CHAPITRE 3 :

L’INTELLIGENCE : LA CHOSE AU MONDE LA MOINS BIEN PARTAGÉE

Dans son Discours de la méthode, René Descartes a cette phrase fameuse : « Le bon sens est la chose du monde la mieux partagée. » Selon lui, le bon sens ou la raison « est naturellement égale en tous les hommes ». Il en conclut que, les différences d’opinion ne pouvant venir d’une différence de capacité, celles-ci viennent forcément de la façon diverse dont chacun conduit sa raison1. Une vision humaniste très optimiste des différences de capacité intellectuelle entre les individus… d’ailleurs nuancée par Descartes lui-même dans la suite de la phrase : « Car chacun pense en être si bien pourvu, que ceux même qui sont les plus difficiles à contenter en toute autre chose, n’ont point coutume d’en désirer plus qu’ils en ont. » Avec humour, il suggère qu’il n’est pas étonnant que chacun s’estime assez intelligent, puisque c’est avec son intelligence qu’il juge.

En réalité, l’intelligence serait plutôt, pour antiphraser le philosophe, « la chose du monde la moins bien partagée »… Et c’est là tout le problème. Un problème qui va être résolu de façon radicale au cours de ce siècle.

Qu’est-ce que l’intelligence ?

L’intelligence fait partie de ces termes que chacun utilise sans être capable de le définir précisément. Le mot est dérivé du latin intelligere signifiant « connaître ». Le mot latin lui-même est un composé du préfixe inter (« entre ») et legere (« choisir, cueillir ») : étymologiquement, l’intelligence est donc la capacité à trier les éléments disponibles – cueillir ceux qui sont pertinents – et à les lier entre eux. C’est « l’ensemble des fonctions mentales ayant pour objet la connaissance conceptuelle et rationnelle2 ». Elle est ce qui permet de connaître le monde. L’intelligence utilise les informations fournies par les sens pour travailler, mais est aussi capable de prendre du recul face à elles, d’en déceler le caractère trompeur afin de les interpréter correctement.

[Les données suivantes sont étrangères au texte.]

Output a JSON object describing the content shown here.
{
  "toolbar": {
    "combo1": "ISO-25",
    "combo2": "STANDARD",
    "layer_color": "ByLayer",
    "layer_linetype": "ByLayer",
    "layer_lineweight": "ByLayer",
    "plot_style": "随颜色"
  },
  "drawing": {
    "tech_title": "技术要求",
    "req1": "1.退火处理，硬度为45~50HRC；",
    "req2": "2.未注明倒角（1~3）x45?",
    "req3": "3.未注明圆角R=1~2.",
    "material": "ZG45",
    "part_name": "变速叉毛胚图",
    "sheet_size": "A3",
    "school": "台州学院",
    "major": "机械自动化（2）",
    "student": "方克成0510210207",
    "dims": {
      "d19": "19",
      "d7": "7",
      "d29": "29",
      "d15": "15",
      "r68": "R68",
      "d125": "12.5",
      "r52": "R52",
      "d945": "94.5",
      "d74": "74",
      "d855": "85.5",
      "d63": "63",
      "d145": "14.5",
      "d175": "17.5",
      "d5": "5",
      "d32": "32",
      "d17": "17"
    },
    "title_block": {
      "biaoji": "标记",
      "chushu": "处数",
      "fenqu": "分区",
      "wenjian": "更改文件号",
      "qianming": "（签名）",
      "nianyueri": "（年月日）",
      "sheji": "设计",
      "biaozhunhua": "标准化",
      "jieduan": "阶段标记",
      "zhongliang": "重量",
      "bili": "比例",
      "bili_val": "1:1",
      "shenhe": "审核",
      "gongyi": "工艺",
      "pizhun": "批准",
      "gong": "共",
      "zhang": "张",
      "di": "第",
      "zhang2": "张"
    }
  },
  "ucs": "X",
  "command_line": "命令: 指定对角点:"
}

Les choses ont un rapport entre elles que notre intelligence nous permet d’appréhender. Nous réalisons des allers et retours incessants entre l’expérience concrète et les règles abstraites qui nous permettent de concevoir le réel.

Lorsqu’elle est mise en lien avec l’action, l’intelligence est proche de la définition habituelle que l’on donne de la rationalité : elle est la capacité de choisir ses moyens d’action en fonction des circonstances pour atteindre au mieux la fin que l’on s’est fixée. L’intelligence est alors caractérisée par l’efficacité avec laquelle il sera possible d’atteindre un objectif.

S’il est difficile de définir précisément ce qu’est l’intelligence, il est encore plus difficile de l’évaluer. Les tests de Quotient Intellectuel (QI) ont cette fonction. Ils ont été inventés à la fin du XIXe siècle par des chercheurs s’intéressant à la mesure de l’intelligence. Leur première utilisation à grande échelle date de la Première Guerre mondiale, lorsque l’armée américaine, qui n’avait jusque-là pas d’armée de masse, a sélectionné ses officiers sur la base de leur QI.

Sir Francis Galton (1822-1911) a été le plus notable de ces chercheurs. Il est amusant de se souvenir que Galton était le cousin de Charles Darwin (1809-1882), le théoricien de l’évolution. Les deux scientifiques n’ont pas que des liens familiaux : là où Darwin montra la force impitoyable de la sélection naturelle qui sélectionne les plus aptes et élimine les autres (« survival of the fittest »), Galton chercha toute sa vie à montrer la véracité de la théorie évolutionniste. C’est Galton qui inventa ce néologisme grec destiné à occuper une place si grande dans notre siècle : l’eugénisme3.

Galton a voulu développer des outils d’évaluation objective de l’intelligence afin de démontrer les deux points qui l’obsédaient : les variations de l’intelligence au sein des populations4 et le caractère héréditaire5 de cette intelligence.

Parler de QI n’a guère la cote aujourd’hui. L’évocation de ces tests mobilise tout de suite un tir de barrage de critiques : non scientifiques, ils seraient trop facilement pris comme l’alpha et l’oméga de l’intelligence.

Que penser de ces critiques, renforcées par notre réticence désormais instinctive face à toute esquisse de déterminisme – l’idée selon laquelle nous sommes inégaux de naissance et que rien ne peut y remédier totalement ?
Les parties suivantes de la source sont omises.